Cher Mme Braghieri, La section croisée de l'humanité varie qui sort de sa chronique est vraiment intéressante. Un chiffre émerge: les gens sont en moyenne un mécontentement et se glisse dans un gineprai relationnel absurde qui conditionne tout. À mon avis, la vie doit être simplifiée. J'aurai de la chance, pour l'amour du ciel, mais je vois un masochisme poussé à de nombreuses personnes qui aiment compliquer l'existence. Savez-vous quel est le secret de bien vivre, à mon avis? Concentrez-vous sur vous-même, donnez-vous avec modération et ayez toujours la boussole de ce que nous aimons et que nous voulons faire. Je me consacre à mes passe-temps, mes amitiés, mes voyages, ma mer, mes bonnes lectures. J'ai toujours eu des copines, des relations volantes, des flirts plus ou moins importantes sans jamais perdre le concept de base: je ne plonge pas ma vie pour les autres parce que je n'en ai qu'un (je ne peux le faire que pour ma mère).
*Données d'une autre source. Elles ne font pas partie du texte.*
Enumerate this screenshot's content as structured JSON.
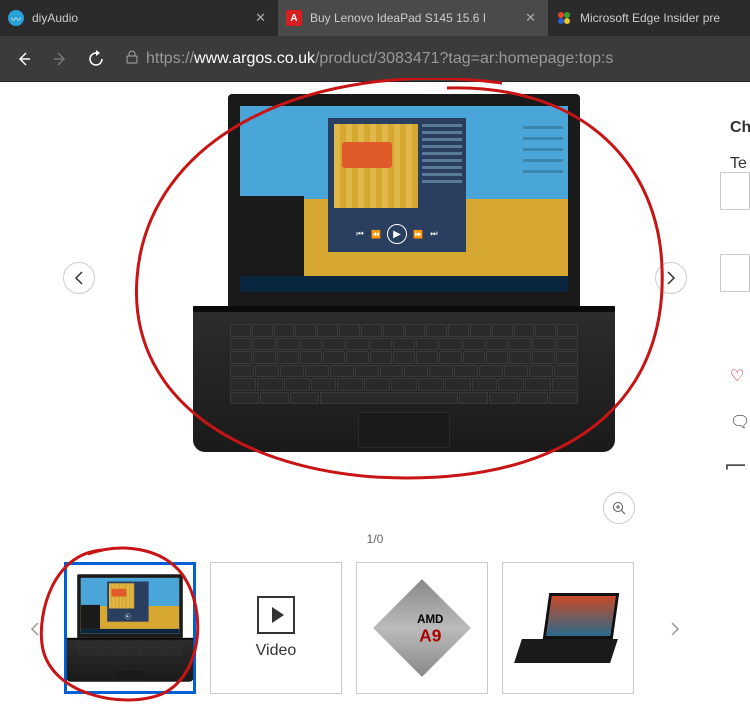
{
  "tabs": {
    "items": [
      {
        "title": "diyAudio",
        "active": false
      },
      {
        "title": "Buy Lenovo IdeaPad S145 15.6 I",
        "active": true
      },
      {
        "title": "Microsoft Edge Insider pre",
        "active": false
      }
    ]
  },
  "url": {
    "prefix": "https://",
    "host": "www.argos.co.uk",
    "path": "/product/3083471?tag=ar:homepage:top:s"
  },
  "carousel": {
    "counter": "1/0",
    "thumbs": {
      "video_label": "Video",
      "amd_line1": "AMD",
      "amd_line2": "A9"
    }
  },
  "sidebar": {
    "line1": "Ch",
    "line2": "Te"
  }
}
Beaucoup de gens mettent trop d'attentes dans la vie d'un couple, se jettent tête baissée, sacrifiant peut-être le travail et les amis, mais surtout la liberté, bien primaire. Sans parler des bains de sang bon marché … cela n'a pas beaucoup de sens, et en fait les regrets (gigantesques) sont à l'ordre du jour. Moi, à 59 ans, je suis très satisfait des choix faits. Il y a eu quelques erreurs, diable: mais rien qui a compromis ou épuisé une vie que j'ai pu remplir. Bien qu'ils n'aient ni femme ni enfants. Merci pour l'attention que vous me réservez; J'espère qu'il considère mon point de vue digne de son commentaire. Je vous salue avec une estime sincère et une cordialité vivante.
Andrea-groseto
Cher Andrea, tout d'abord un applaudissement pour le fait de prendre soin de sa mère. Cela me fait comprendre qu'elle est un homme qui se consacre à ses responsabilités et à ses affections. Pour cette raison, quand il dit que la recette d'une vie heureuse est de « se concentrer sur elles-mêmes », il doit me permettre de faire remarquer une chose: elle ne peut se le permettre que parce qu'elle n'a choisi de n'avoir ni femme ni enfants. S'il avait décidé différemment, aujourd'hui, tout aussi consciencieusement s'occupe de son parent, plus encore, il se consacrerait à la progéniture et à sa femme et à la paix donnée par le fait qu'il est « auto-abus », il me croit, s'il en rêvait.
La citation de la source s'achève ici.